Any sustainably great collective – IBM, the Berlin Philharmonic Orchestra, the Pittsburgh Steelers, the U.S. Marine Corps, the University of Cambridge, or the United States of America – appeals to the rational self-interest of its members, but also creates a sense of irrational identification with the enterprise. Individuals within each will, to some extent and in some circumstances, sacrifice narrowly-construed perceived self-interest for the good of the whole. This kind of motivation is far more central to the lives of most real people than it is to most economic theories.

b. Many other examples include the mercurial nature of “utility,” the difficulty of forming commitment bonds across kin lines, and the central role of culture in creating economic outcomes. As is sometimes said in business “the soft stuff is the hard stuff.” Though not amendable to analysis, and especially not to quantification, the weird crevices of the human mind manifest themselves powerfully in our daily lives. In combination with the prior example, this tends to scale up to the dizzying nature of the institutions (in the broad sense of the formal and informal “rules of the game”) that determine the economic success and failure of societies. This is not ignored by economics, just radically under-emphasized.

c. Treating uncertainty as if it were risk. Under-emphasizing the complexities of the kind highlighted in the first two examples tends to lead to the problem of excessive belief in that previously-observed patterns are reliable predictors of future behavior. Repeated coin flips are complicated in the sense that we can’t normally predict heads vs. tails on a specific flip; but the series is still subject to probabilistic regularities, such as fair coin tosses should come up heads almost exactly half of the time. Human society is yet more complex, and patterns that seem reliable can suddenly change. This is frustrating to analysts, and therefore often ignored, or given only lip service, en route to making recommendations that rely on the assumption that these patterns will persist.

d. Ignoring the resulting complexities of the evolution of institutions over historical time. Our institutions are often mechanisms for organizing human behavior in light of human complexities, and for making decisions in light of true uncertainty. In an environment of true uncertainty, they have often evolved though trial-and-error, and therefore resist analysis. This is also frustrating to analysts.

Result: Excessive focus on allocative efficiency, at the expense of adaptive efficiency.
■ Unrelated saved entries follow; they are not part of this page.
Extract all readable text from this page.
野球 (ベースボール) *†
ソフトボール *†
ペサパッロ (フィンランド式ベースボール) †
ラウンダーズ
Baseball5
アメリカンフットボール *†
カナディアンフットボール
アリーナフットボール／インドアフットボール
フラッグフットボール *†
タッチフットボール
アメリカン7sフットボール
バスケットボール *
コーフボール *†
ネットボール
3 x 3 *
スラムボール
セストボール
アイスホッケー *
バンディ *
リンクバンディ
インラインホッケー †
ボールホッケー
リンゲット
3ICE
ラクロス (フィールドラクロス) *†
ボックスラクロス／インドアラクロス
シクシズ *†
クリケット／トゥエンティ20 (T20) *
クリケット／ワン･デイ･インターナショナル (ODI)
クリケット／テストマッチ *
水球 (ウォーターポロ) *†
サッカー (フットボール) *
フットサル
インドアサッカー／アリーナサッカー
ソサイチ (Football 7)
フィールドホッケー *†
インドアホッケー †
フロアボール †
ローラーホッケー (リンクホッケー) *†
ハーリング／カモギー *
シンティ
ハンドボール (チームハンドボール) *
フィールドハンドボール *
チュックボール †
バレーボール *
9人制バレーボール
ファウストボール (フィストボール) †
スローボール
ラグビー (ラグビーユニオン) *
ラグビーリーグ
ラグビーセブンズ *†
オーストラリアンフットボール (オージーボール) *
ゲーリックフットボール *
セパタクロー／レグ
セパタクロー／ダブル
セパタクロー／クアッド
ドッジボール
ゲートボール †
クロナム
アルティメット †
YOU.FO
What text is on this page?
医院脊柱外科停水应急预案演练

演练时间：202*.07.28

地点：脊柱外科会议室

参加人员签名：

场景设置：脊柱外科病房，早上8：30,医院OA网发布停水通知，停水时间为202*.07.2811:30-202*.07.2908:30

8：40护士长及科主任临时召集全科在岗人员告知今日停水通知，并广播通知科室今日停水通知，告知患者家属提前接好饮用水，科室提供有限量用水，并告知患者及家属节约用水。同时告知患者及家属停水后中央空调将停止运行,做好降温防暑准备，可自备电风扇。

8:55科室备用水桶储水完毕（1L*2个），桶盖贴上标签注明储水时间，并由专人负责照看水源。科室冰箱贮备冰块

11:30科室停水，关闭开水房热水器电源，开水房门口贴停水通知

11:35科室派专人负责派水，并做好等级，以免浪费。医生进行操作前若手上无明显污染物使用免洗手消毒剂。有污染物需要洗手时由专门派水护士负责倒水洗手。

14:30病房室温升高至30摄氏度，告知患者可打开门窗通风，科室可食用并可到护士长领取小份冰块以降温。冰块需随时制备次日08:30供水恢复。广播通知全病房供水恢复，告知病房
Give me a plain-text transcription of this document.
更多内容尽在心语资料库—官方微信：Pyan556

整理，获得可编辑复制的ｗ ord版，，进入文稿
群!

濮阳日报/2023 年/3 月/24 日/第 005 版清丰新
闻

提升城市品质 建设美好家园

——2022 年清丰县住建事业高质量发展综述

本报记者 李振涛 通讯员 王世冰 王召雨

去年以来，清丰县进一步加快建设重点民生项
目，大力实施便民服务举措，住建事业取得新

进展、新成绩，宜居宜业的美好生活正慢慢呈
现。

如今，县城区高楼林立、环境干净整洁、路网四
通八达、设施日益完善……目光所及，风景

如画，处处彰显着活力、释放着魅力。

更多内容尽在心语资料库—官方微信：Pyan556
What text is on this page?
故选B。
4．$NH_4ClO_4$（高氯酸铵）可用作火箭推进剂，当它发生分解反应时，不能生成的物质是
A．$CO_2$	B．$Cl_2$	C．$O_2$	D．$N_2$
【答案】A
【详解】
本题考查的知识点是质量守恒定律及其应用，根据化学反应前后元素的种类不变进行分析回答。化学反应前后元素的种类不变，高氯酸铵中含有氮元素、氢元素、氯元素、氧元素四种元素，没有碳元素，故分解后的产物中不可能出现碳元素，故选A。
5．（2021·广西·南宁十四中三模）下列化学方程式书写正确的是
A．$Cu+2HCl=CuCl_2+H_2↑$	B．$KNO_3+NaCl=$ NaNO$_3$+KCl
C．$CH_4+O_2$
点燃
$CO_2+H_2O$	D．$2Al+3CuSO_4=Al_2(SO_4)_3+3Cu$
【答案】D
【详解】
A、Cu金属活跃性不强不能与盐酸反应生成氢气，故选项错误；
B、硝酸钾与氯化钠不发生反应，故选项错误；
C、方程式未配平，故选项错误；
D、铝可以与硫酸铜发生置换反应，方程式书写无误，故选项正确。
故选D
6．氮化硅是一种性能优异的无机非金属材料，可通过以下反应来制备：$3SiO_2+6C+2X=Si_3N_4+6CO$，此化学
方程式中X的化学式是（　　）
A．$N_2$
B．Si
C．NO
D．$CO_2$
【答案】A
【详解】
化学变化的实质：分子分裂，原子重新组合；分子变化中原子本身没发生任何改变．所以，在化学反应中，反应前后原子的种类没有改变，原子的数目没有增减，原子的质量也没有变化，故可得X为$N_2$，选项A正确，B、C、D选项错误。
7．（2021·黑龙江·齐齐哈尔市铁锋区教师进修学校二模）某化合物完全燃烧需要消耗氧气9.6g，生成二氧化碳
I really can’t say this any better than Douglass North in his 1993 Nobel lecture: “Neo-classical theory is simply an inappropriate tool to analyze and prescribe policies that will induce development. …. It is adaptive rather than allocative efficiency which is the key to long run growth. Successful political/economic systems have evolved flexible institutional structures that can survive the shocks and changes that are a part of successful evolution.”

In sum, academic and government economists routinely overstate their actual degree of reliable, non-obvious knowledge about the answer to the practical question “What will happen if we execute policy X,” because it serves the class interest of economists to do so. Economists follow incentives like everybody else, rather than somehow sitting outside and above the process of buying and selling. Buyer beware.